Most of the Class A boats were reporting positions 105 to 116 miles from the start. Keith Simmons, skipper of Prima, from the Ft. Worth Boat Club, was 114 miles out; Peter Wilson’s Pandemonium, of Newport Harbor Yacht Club, was 111 miles from the start, and Citius, the Santa Cruz-70 sailed by a Los Angeles Yacht Club syndicate, had logged 110 miles.

Merlin, the elapsed-time record-holder was in ninth place, 106 miles from the start.

There was no report from the two catamarans sailing their own Multihull Transpac race over the same course. Warrior, skippered by Olympic silver medalist Randy Smyth of Huntington Beach, was sailing against Aikane, sailed by multihull designer Rudy Choy of Honolulu.

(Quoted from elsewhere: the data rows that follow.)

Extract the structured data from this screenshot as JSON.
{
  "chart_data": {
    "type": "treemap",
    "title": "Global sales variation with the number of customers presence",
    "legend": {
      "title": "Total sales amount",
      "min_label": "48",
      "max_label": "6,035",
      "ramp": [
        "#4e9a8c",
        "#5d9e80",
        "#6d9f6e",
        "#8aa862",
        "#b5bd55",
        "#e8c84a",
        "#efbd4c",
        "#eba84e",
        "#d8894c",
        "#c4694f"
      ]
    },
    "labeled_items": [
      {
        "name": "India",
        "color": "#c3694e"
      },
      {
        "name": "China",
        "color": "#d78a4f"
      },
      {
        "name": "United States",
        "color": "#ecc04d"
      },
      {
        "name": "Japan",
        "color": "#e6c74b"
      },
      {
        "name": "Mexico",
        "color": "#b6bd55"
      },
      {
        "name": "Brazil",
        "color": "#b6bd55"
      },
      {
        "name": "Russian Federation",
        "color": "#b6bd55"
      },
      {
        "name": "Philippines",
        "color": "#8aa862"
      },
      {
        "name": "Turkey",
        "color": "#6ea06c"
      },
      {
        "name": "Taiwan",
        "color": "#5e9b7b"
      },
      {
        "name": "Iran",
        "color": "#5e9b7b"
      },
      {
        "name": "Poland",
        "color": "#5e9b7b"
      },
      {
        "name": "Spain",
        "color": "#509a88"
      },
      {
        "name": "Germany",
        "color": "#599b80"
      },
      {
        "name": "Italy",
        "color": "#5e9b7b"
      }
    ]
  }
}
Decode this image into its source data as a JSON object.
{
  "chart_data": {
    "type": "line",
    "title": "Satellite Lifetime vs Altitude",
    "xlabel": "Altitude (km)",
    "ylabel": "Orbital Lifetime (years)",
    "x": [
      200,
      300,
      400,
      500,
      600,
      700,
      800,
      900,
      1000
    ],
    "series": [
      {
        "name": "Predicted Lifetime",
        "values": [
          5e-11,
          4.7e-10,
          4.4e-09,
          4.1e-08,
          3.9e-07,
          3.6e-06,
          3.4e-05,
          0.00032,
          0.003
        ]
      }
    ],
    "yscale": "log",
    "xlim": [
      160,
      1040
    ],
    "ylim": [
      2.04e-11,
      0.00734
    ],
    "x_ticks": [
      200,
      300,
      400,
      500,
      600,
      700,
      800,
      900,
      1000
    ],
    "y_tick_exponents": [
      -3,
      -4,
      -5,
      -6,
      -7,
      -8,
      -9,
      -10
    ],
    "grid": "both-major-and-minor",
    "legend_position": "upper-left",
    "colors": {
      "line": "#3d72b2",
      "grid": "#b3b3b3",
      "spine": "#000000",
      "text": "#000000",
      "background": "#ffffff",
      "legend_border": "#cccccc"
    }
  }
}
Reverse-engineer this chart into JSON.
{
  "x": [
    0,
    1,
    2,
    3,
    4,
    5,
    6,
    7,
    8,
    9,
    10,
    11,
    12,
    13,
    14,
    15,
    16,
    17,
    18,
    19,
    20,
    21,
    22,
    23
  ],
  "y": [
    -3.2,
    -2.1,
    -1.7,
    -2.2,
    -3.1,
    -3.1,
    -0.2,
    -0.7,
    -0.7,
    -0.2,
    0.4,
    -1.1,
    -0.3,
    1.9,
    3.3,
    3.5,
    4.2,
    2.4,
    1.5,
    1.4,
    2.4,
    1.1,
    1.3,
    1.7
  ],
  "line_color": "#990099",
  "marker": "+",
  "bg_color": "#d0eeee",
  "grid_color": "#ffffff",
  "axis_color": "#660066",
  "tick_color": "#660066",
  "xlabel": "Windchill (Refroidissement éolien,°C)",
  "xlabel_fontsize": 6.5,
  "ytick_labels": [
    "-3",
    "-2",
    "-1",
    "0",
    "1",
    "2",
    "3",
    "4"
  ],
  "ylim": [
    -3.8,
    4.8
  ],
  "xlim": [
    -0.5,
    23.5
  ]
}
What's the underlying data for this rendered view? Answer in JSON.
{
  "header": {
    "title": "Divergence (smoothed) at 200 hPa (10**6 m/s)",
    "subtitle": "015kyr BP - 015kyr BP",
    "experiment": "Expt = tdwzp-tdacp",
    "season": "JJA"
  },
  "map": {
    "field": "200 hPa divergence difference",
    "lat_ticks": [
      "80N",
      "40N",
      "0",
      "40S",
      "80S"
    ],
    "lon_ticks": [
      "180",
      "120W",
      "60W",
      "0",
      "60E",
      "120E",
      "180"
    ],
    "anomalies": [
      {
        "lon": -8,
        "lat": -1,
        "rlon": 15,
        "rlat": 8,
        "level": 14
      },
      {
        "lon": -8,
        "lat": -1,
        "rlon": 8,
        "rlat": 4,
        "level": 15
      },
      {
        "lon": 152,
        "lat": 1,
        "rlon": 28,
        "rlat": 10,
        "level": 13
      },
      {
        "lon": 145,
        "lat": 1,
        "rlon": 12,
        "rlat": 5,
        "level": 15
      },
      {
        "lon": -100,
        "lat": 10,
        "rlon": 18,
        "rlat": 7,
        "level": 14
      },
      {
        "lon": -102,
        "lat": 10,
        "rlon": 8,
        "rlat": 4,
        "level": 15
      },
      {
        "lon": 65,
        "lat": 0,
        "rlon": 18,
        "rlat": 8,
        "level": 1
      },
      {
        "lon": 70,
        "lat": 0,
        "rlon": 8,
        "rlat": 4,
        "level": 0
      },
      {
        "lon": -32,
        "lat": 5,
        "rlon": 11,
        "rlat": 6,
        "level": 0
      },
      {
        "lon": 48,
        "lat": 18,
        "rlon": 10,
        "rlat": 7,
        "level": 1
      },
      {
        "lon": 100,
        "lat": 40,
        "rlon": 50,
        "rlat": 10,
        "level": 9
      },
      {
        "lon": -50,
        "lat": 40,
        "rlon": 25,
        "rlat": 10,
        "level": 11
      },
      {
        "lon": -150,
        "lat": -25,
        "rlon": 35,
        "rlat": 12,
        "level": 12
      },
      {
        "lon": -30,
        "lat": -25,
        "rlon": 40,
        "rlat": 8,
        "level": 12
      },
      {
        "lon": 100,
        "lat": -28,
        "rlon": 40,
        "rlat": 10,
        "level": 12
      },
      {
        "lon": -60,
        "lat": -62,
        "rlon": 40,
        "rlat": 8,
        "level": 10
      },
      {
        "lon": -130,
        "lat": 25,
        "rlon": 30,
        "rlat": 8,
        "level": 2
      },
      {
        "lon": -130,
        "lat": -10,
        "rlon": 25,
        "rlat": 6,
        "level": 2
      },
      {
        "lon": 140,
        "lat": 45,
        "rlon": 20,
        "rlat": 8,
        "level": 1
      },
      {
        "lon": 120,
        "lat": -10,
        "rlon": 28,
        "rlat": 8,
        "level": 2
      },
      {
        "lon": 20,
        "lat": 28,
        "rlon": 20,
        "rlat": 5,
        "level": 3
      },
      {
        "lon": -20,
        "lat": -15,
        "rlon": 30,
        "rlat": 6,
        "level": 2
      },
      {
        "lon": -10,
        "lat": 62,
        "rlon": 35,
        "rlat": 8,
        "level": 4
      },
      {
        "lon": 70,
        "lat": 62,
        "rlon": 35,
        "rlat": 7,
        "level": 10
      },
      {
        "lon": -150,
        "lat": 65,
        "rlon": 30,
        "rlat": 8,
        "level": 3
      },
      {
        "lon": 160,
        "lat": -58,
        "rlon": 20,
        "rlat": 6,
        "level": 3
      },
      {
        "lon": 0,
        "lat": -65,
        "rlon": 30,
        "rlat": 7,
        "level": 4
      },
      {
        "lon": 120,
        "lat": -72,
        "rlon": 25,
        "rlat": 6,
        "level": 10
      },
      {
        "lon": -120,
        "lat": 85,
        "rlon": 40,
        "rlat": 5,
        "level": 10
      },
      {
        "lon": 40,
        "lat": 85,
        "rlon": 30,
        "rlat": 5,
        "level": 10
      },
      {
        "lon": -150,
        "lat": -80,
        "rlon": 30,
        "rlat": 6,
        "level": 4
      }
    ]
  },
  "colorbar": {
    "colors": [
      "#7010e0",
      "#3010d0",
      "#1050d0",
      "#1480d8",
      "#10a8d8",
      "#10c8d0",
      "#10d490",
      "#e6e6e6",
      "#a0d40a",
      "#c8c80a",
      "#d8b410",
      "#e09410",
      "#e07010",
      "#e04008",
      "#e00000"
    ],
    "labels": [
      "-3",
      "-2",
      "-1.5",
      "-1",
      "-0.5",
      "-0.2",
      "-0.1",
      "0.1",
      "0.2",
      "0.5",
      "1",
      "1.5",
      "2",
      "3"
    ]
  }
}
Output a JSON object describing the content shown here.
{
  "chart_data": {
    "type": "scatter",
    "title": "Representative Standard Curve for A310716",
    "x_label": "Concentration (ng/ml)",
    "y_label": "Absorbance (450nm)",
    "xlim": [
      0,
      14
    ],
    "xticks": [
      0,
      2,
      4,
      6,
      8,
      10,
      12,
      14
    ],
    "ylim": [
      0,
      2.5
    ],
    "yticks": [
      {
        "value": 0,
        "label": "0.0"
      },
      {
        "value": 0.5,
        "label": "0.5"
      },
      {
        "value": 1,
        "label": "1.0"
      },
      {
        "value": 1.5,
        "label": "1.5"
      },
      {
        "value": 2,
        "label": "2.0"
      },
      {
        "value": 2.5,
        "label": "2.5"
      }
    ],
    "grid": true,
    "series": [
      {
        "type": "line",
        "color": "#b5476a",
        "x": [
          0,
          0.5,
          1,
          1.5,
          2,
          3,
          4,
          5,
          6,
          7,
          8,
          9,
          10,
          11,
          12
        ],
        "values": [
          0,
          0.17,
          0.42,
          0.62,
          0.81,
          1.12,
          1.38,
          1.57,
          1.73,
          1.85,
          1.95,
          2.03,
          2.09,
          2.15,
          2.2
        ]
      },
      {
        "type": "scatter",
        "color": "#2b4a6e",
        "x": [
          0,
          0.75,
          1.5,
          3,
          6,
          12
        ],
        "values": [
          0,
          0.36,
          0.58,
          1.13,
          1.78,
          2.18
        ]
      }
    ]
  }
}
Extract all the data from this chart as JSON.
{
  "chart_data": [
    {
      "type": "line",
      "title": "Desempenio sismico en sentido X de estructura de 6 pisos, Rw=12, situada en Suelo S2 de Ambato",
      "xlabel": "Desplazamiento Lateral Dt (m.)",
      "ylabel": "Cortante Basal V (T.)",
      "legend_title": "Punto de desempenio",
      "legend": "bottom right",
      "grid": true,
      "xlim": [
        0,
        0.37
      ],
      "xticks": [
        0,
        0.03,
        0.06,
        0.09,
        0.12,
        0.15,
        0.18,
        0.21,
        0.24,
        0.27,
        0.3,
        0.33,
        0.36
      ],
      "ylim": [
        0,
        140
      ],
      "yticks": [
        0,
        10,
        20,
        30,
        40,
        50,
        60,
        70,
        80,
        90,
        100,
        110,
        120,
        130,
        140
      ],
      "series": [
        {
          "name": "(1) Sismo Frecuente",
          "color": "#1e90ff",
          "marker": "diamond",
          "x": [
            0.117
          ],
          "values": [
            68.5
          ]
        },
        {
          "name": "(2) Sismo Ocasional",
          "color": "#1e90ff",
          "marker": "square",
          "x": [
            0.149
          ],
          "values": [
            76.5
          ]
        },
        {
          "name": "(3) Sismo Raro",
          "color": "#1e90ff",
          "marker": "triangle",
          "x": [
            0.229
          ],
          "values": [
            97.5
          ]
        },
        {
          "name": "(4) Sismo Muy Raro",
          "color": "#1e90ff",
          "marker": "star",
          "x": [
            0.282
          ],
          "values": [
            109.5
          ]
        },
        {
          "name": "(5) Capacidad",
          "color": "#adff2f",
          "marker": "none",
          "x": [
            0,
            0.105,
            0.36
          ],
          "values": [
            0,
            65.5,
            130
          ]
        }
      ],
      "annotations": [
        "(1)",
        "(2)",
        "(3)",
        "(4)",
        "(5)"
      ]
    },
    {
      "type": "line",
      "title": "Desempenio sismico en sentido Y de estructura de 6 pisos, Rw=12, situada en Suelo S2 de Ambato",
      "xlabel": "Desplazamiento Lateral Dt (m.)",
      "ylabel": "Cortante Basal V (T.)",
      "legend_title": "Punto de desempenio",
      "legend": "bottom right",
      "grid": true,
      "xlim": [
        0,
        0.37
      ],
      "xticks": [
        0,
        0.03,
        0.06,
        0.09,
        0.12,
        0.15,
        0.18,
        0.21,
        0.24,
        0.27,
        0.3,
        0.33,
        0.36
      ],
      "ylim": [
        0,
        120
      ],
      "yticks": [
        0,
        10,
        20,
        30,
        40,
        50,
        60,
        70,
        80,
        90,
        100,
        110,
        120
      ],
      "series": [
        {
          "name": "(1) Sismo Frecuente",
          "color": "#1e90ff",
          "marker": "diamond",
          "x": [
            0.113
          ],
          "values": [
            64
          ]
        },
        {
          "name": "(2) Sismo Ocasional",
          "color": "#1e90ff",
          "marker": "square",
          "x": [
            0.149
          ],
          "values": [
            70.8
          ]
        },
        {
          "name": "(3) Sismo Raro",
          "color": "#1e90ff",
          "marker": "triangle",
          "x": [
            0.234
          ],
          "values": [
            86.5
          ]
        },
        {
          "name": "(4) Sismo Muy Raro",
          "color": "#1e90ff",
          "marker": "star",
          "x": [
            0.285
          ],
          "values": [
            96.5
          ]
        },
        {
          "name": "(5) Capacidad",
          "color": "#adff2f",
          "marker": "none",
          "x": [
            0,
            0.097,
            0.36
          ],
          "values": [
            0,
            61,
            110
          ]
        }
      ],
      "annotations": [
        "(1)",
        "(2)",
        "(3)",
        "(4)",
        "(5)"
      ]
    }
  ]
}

Both are seeking to erase the multihull record of 7 days 7 hours 30 minutes set by the 65-foot catamaran Double Bullet in 1983.

The 25-knot northeasterly wind should speed the entire 65-boat Transpac fleet, but the real contest will come after they pick up the northeast trade winds in about three days, presuming they do not sail into the Pacific High, which is shifting about in the upper latitudes.

Overall handicap positions are more or less meaningless at this stage of the race, but based on mileage sailed, Saga is holding down first overall and first in Class A, because she is given time by the higher-rated Ragtime.